Он смотрел на бутылку, как на музейный экспонат.
— Мы, это… крепкое не очень. Нам бы водочки.
Маша покраснела.
— Папа, не надо.
— А что такого? — он уже осмелел. — Хозяйка предлагает.
Я налила ему. Он выпил залпом и крякнул.
Клавдия Ивановна ковыряла вилкой устрицу.
— Оно живое, что ли?
Я «по-дружески» расспрашивала их.
— Егор, а кем вы на заводе? Слесарь-ремонтник? Это, должно быть, очень… пыльная работа. Платят хоть хорошо? На свадьбу-то хватит?
— Клавдия Ивановна, а у вас в роду все здоровы? Ну, знаете, наследственность… Никита у меня один. Я хочу здоровых внуков.
Я помню, как Маша медленно положила вилку.
Она смотрела на меня так же, как сегодня за столом.
— Галина Сергеевна, — тихо сказала она. — Мы, наверное, пойдем.
— Куда же вы? — я изобразила удивление. — Десерт не попробовали!
— Хватит, — сказала она.
— Мама! — это уже взорвался Никита, который до этого сидел белый, как мел. — Ты что творишь?!
— Я? — я искренне не поняла. — Я общаюсь! Я хочу узнать будущих родственников!
— Ты их унижаешь! — крикнул он.
Егор к тому времени уже допил коньяк и смотрел на меня мутным взглядом.
— Галина… Сергеевна. Вы женщина… видная. Но стерва. Пойдем, Клава.
Они ушли.
Потом был страшный скандал.
«Ты специально! — кричал Никита. — Ты сделала все, чтобы их оскорбить! Ты ненавидишь ее!»
— Да! — закричала я. — Ненавижу! Потому что она — ничтожество! Она из грязи! Она тянет тебя на дно!
— Если ты сейчас же не извинишься… — начал он.
— Перед кем? Перед этим слесарем?
— Передо мной! И перед ними!
Я засмеялась.
— Не дождешься.
— Тогда, — голос Никиты стал ледяным, — можешь не приходить на свадьбу.
Он ушел. Хлопнул дверью.
Мы не разговаривали две недели.
Я была уверена, что он приползет. Что он не сможет без меня.

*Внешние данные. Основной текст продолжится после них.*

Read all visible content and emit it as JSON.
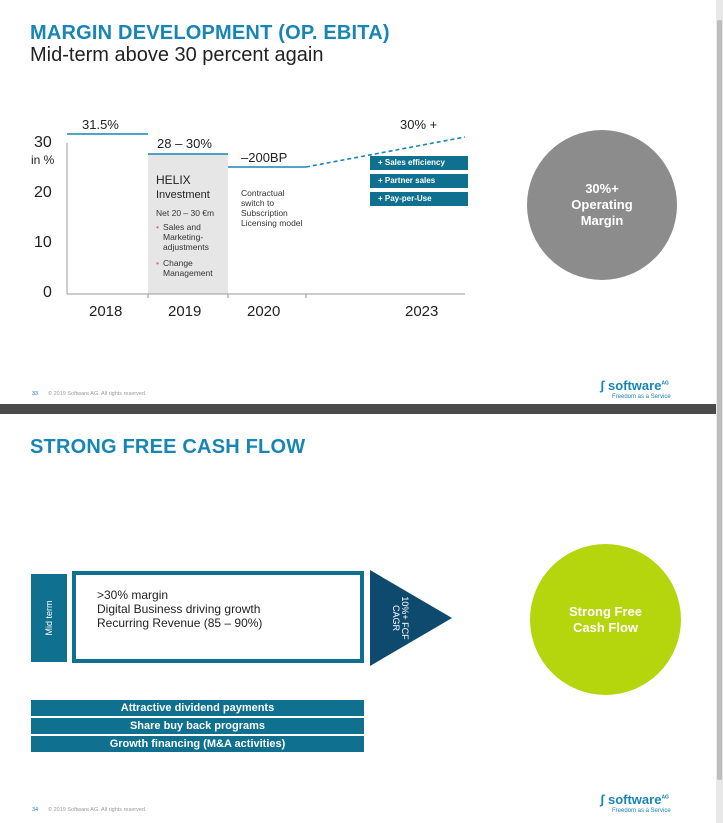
{
  "slide1": {
    "title": "MARGIN DEVELOPMENT (OP. EBITA)",
    "subtitle": "Mid-term above 30 percent again",
    "chart_data": {
      "type": "line",
      "yticks": [
        "30",
        "20",
        "10",
        "0"
      ],
      "yunit": "in %",
      "ylim": [
        0,
        30
      ],
      "categories": [
        "2018",
        "2019",
        "2020",
        "2023"
      ],
      "segments": [
        {
          "year": "2018",
          "value": 31.5,
          "label": "31.5%"
        },
        {
          "year": "2019",
          "value": 27.5,
          "label": "28 – 30%"
        },
        {
          "year": "2020",
          "value": 25,
          "label": "–200BP"
        },
        {
          "year": "2023",
          "value": 30,
          "label": "30% +"
        }
      ]
    },
    "helix": {
      "title": "HELIX",
      "subtitle": "Investment",
      "net": "Net 20 – 30 €m",
      "bullets": [
        "Sales and Marketing-adjustments",
        "Change Management"
      ]
    },
    "contractual": "Contractual switch to Subscription Licensing model",
    "levers": [
      "+ Sales efficiency",
      "+ Partner sales",
      "+ Pay-per-Use"
    ],
    "circle": "30%+ Operating Margin",
    "footer": {
      "page": "33",
      "copy": "© 2019 Software AG. All rights reserved."
    },
    "logo": {
      "name": "software",
      "ag": "AG",
      "tagline": "Freedom as a Service"
    },
    "colors": {
      "teal": "#0f708f",
      "blue": "#1786b5",
      "gray": "#8c8c8c"
    }
  },
  "slide2": {
    "title": "STRONG FREE CASH FLOW",
    "mid_term": "Mid term",
    "box_lines": [
      ">30% margin",
      "Digital Business driving growth",
      "Recurring Revenue (85 – 90%)"
    ],
    "arrow_text": "10%+ FCF CAGR",
    "circle": "Strong Free Cash Flow",
    "bars": [
      "Attractive dividend payments",
      "Share buy back programs",
      "Growth financing (M&A activities)"
    ],
    "footer": {
      "page": "34",
      "copy": "© 2019 Software AG. All rights reserved."
    },
    "logo": {
      "name": "software",
      "ag": "AG",
      "tagline": "Freedom as a Service"
    },
    "colors": {
      "teal": "#0f708f",
      "navy": "#0e4a6e",
      "green": "#b5d50c"
    }
  }
}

Но он не приполз… Позвонила Маша.
— Галина Сергеевна. Никита очень переживает. Он вас любит. Пожалуйста, придите.
Голос у нее был уставший.
— Я не могу обещать, что буду сидеть с вашими родителями, — процедила я.
— Вам не придется, — ответила она. — Мы… все решим. Просто будьте. Это важно для него.
И я пришла. Я «победила».
Я думала, что победила.
И вот я стою в холле.
Это был ее план. С самого начала.
Заманить меня сюда. «Почетный гость». А потом — стол у кухни.
Она знала, что я не стерплю. Она знала, что я устрою скандал.
Она рассчитала все. От начала и до конца.
Она выставила меня сумасшедшей истеричкой. Она добилась того, что сын сидел и молчал, пока его мать выводила охрана.
Она отрезала меня от него. Окончательно.
Я подошла к гардеробу. Девушка, принимавшая пальто, смотрела на меня с сочувствием.
Это было хуже всего.
— Пальто, пожалуйста. Зуева.
Я накинула шубу. Руки дрожали так, что я не могла попасть в рукава.
— Вы что-то забыли? — участливо спросила гардеробщица.
— Да, — сказала я. — Сына.
Я вышла на улицу. Морозный воздух ударил в лицо.
Из ресторана выбежал тот самый фотограф, что сидел со мной за столом.
— Галина Сергеевна! Подождите!
Я остановилась.
— Что еще?
Он замялся. Молодой парень, лет двадцати пяти.
— Вы… вы не так все поняли.
— Я все поняла, молодой человек, — отрезала я. — Идите работать. Снимайте «счастье».
— Послушайте, — он понизил голос, — я не должен был этого слышать. Но я слышал.
Я посмотрела на него.
— Это не Маша вас посадила за тот стол.
У меня замерло сердце.
— А кто?
— Ваша… невестка? Нет, другая. Светлая такая. Жена вашего бывшего.
Света.
— Я в холле у стола организаторов стоял, вспышку настраивал. Она подошла к той девушке, что вас встречала. И сказала, что это «просьба жениха». Чтобы не было неловких сцен, вас надо посадить… ну, подальше. Подальше от главного стола.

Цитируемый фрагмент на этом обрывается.